Okazuje się jednak, że chcąc dokonać skutecznej transformacji, lepiej przyjąć dokładnie odwrotną postawę – miłego kumpla i pomocnego przyjaciela. W 1994 roku Bernard M. Bass i Bruce J. Avolio zajęli się badaniem zagadnienia przywództwa transformacyjnego. W wyniku ich badań doszli do bardzo ciekawych wniosków. Po pierwsze, liderzy transformacyjni muszą być wzorem do naśladowania. Takim perfekcyjnym "ja", jakiego chcesz widzieć, patrząc w lustro. Nie mogą zbytnio odstawać od przeciętnego członka zespołu, zarówno fizycznie, jak i w zachowaniu. Ale równocześnie muszą wzbudzać pierwiastek zazdrości. Co najważniejsze, muszą ten zespół reprezentować i bezwzględnie za nim stać. Po drugie, muszą inspirować – stawiać ambitne cele, pokazując własnym przykładem, że są one osiągalne. Po trzecie, muszą stymulować intelektualnie swój zespół, zachęcając i przekonując do ciągłego rozwoju. Po czwarte, muszą podchodzić indywidualnie do każdego członka zespołu. Zapewne obserwowaliście, jak wielki szef przechadza się po open space, będąc zainteresowanym codziennymi zadaniami i ich postępem. Stworzyli oni nawet kwestionariusz MLQ (Multifactor Leadership Questionnaire), powszechnie używany do wczoraj.

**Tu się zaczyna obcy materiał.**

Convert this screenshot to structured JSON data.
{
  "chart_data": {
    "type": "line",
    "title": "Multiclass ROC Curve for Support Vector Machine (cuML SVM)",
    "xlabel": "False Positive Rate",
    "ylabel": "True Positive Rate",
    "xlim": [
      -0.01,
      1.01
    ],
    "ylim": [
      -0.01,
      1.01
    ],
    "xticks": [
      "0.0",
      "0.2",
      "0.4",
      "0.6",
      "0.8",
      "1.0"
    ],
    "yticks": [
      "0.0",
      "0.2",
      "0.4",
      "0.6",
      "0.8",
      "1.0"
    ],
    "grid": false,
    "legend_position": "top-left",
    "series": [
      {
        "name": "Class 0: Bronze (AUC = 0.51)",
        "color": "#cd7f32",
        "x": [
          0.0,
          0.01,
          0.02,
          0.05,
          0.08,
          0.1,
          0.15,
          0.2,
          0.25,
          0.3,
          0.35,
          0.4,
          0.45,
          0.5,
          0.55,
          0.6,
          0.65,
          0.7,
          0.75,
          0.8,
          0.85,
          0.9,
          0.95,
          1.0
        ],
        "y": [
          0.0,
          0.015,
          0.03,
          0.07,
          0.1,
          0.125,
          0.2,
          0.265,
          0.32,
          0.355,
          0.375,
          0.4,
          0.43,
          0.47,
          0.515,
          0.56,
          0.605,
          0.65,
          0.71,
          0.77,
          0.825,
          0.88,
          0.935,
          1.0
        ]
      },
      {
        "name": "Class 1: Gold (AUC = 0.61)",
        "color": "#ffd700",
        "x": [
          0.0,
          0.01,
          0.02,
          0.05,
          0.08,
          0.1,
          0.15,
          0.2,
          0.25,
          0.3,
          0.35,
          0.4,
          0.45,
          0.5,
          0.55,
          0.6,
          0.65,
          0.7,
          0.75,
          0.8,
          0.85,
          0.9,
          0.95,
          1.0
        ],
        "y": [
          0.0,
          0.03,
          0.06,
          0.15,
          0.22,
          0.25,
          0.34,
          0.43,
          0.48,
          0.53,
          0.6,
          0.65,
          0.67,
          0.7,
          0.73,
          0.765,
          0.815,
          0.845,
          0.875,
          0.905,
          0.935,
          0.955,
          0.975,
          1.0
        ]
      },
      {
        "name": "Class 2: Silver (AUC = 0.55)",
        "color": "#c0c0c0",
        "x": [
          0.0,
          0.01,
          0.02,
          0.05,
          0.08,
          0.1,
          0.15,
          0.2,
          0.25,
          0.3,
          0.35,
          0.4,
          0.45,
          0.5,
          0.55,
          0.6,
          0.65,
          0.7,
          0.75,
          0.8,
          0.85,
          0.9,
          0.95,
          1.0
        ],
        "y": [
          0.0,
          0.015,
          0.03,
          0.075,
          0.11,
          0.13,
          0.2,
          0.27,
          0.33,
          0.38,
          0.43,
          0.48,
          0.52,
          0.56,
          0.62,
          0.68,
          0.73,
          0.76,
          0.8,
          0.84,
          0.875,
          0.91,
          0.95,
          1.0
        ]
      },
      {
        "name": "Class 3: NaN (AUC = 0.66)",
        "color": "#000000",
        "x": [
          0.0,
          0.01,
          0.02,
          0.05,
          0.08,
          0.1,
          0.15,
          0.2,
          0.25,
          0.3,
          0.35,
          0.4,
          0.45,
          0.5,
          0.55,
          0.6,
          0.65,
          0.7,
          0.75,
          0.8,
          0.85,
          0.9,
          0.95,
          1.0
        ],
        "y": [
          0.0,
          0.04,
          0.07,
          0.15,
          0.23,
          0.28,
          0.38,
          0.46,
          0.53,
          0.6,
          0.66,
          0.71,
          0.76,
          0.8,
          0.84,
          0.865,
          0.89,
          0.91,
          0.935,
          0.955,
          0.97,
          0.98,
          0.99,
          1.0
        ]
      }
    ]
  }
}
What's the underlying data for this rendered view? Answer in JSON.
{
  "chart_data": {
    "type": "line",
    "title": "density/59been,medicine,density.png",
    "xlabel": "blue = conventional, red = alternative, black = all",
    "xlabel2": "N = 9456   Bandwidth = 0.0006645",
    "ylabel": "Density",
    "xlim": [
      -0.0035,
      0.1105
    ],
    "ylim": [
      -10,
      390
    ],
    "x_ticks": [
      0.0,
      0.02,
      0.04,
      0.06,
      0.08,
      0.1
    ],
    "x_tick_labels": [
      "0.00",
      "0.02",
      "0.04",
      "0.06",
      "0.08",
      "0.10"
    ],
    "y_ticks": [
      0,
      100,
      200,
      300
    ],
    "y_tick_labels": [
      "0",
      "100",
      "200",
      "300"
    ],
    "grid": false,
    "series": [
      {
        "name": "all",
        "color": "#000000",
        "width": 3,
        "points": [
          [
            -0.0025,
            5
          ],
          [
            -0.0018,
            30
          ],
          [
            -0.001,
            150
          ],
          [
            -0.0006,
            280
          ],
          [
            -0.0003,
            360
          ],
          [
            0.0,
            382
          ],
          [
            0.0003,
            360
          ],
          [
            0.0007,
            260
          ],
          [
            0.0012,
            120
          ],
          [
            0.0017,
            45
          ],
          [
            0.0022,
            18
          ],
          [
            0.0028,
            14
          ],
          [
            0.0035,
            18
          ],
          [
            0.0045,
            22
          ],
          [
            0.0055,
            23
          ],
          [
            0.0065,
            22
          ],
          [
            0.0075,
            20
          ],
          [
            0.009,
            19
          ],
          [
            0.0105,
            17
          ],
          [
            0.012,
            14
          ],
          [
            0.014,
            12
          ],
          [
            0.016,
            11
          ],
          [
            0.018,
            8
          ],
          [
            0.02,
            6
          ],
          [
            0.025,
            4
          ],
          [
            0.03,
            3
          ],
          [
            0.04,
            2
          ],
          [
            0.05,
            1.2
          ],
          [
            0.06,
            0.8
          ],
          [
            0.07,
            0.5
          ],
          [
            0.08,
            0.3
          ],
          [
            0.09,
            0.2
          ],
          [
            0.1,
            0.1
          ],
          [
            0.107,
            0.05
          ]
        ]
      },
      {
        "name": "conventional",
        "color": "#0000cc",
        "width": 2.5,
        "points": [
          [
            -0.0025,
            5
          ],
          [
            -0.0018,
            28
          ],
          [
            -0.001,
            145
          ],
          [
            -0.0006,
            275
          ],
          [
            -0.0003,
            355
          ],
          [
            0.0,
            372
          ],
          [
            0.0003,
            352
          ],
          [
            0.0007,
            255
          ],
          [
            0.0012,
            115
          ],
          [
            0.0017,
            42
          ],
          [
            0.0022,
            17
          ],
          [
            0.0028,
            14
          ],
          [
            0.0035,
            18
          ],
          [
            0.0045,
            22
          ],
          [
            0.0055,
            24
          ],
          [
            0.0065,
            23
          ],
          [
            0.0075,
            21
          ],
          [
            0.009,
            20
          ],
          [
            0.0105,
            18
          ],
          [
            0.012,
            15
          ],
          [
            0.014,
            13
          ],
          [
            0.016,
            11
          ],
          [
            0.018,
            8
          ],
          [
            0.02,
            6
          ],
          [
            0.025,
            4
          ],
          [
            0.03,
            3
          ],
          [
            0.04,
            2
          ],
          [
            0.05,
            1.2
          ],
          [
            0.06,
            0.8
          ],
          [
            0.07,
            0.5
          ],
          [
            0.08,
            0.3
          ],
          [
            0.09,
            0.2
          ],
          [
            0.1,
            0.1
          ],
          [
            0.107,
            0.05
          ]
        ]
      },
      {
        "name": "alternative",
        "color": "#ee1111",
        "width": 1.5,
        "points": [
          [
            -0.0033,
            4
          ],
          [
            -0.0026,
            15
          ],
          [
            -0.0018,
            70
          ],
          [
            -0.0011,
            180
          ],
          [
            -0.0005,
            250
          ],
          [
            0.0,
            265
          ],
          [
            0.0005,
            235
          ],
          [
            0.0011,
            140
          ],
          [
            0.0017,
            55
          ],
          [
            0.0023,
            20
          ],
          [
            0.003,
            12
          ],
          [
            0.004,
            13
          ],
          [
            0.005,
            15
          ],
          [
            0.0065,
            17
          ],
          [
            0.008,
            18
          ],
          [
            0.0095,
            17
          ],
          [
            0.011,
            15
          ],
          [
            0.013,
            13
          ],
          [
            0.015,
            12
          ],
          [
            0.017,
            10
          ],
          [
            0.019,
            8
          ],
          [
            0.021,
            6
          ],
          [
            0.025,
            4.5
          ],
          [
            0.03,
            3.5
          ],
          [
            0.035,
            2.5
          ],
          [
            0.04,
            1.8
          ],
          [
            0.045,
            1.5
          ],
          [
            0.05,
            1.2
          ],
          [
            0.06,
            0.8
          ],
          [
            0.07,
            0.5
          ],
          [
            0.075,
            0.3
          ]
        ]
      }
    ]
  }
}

Z tych badań oraz licznych ich następców, takich jak McKee, Das, Kouzes, Posner, czy Kelloway, wyłania się jedno przesłanie skutecznych liderów: musisz umożliwić innym działanie. Nie możesz ich zdemotywować ani zawstydzić. Najgorsze, co możesz zrobić, to ich przestraszyć.
Jednak w obecnym świecie znowu coś się zmienia. Począwszy od politycznych nacjonalistów, przez szefów wielkich koncernów, a skończywszy na liderach średnich i małych biznesów, narracja przybiera formę strachu. "Dobrze to już było...", "Trzeba przygotować się na nadchodzący konflikt...", "Trzeba rozliczyć tych, którzy pozwolili, aby ludzie czuli się dobrze...". Stany Zjednoczone, Argentyna, Japonia, Francja, Włochy czy Polska – wszędzie wznoszone są nowoczesne formy gargulców. Już nie na fasadach budynków, lecz na fotelach przywódców. Posępne miny, stonowany, mroczny przekaz, narracja niepewności i strachu. Przechodzimy transformację, a wzory liderów teorii Bass i Avolio są zamieniane na wizerunek rodem z "Teorii cech", z liderami charakteryzującymi się stałymi i nieelastycznymi cechami charakteru, niezdolnymi do adaptacji, za to bezwzględnie egzekwującymi postawione im cele.
Zdjęcie wykonane w Paryżu z dachu katedry Notre Dame.
Dedykuję je wszystkim, którzy nie rozumieją jeszcze dokonującej się zmiany oraz warunków, które do niej doprowadzają.